Sonuçta, bu iki denklemden bir huzur çıkarmak zor. Hatta imkânsız. 

AB'nin yoksulları, özellikle de Romanya, Bulgaristan, Polonya, Macaristan, hatta Portekiz ve İtalya gibi görece yoksullar için, Berlin tüm mutsuzlukların kaynağı. Örneğin Bulgaristan ve Romanya'daki umutsuz/çıkışsız bir yoksullaşmanın pençesindeki kitleler, genç ve asıl önemlisi yetişkin işgücünün, nitelikli uzmanlarının ülkeyi terk edip Londra, Paris Berlin'e açılmasından, sandıktan aşırı sağ çıkararak intikam alıyor. İlliberal demokrasi, AB Almanyası'nın neoliberal nobranlığına bir yanıt. 

Biraz da bu nedenle, çevresi düşmanlarla çevrili Berlin, üzerinde uzandığı avro/dolar dağlarının keyfini süremiyor. Almanya'da, Nazi iktidarını çağıran bir yeni Weimar Cumhuriyeti döneminin açılıp açılmadığı tartışılıyor. Her durumda, yoksullar kadar AB'nin en zenginleri de bir siyasi çıkışsızlık içinde. 
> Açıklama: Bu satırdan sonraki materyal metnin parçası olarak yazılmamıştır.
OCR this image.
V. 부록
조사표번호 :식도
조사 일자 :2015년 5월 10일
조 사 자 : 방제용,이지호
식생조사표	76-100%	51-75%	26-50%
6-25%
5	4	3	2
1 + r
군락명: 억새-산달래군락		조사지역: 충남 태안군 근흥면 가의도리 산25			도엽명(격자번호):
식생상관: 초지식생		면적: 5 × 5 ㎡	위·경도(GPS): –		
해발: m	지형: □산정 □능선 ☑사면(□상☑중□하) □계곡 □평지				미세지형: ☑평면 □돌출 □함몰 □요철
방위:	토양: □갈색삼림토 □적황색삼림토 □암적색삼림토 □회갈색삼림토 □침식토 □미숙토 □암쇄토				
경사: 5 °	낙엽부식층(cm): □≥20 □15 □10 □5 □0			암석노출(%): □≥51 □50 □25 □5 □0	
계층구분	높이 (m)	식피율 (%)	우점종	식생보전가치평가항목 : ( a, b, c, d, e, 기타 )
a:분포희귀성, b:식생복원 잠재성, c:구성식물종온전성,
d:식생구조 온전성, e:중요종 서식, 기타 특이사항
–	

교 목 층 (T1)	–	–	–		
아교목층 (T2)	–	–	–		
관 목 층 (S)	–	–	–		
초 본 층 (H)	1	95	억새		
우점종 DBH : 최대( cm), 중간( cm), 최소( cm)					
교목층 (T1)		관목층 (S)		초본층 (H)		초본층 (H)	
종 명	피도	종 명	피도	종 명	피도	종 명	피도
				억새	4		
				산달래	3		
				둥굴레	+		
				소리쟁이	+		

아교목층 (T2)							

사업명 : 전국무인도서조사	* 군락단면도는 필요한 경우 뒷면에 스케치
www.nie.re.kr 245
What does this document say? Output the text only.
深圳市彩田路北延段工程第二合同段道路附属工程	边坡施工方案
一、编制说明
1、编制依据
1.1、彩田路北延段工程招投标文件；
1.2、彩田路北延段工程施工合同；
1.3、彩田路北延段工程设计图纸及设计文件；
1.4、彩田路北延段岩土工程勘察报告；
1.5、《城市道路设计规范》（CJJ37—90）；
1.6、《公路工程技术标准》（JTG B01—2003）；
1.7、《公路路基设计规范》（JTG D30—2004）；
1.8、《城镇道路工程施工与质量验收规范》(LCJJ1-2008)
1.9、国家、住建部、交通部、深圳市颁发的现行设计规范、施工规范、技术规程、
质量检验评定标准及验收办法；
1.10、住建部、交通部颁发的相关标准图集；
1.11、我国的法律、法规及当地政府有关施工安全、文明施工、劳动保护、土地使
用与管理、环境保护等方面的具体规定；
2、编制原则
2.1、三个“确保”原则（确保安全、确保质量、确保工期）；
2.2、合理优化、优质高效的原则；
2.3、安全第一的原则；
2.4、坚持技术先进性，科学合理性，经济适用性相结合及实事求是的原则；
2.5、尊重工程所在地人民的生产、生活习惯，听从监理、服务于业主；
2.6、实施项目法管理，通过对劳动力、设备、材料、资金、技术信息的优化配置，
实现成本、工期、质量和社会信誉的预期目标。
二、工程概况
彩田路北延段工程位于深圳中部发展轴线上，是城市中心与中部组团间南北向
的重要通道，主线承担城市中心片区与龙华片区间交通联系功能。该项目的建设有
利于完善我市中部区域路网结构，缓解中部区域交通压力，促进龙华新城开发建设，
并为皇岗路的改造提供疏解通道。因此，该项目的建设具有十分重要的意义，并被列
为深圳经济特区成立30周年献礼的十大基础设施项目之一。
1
Kısa vadede, zengin mutfağında bir sol çıkış yaşanması mümkün değil. Ama geçen yüzyılın başından beri biliyoruz biz bunu: Aslolan, zayıf halkalardır ve Türkiye, dengesi siyaseten kurulabilmiş, ama her an paramparça olabilecek bir zayıf halkadır.  Işığı zayıf halkaya tutmak, cephe gerisini ihmal etmek anlamına mı gelir? Türkiye çökerse, ki hiç öyle sürpriz falan olmayacaktır, dünya finans sisteminde büyük bir deprem tetikleyebilir. Bu, Türkiye’de enterne edilmiş birkaç milyonluk sığınmacı/göçmen ordusunun Balkanlar üzerinden zengin mutfağına yönelmesinden çok daha korkutucu bir olasılık.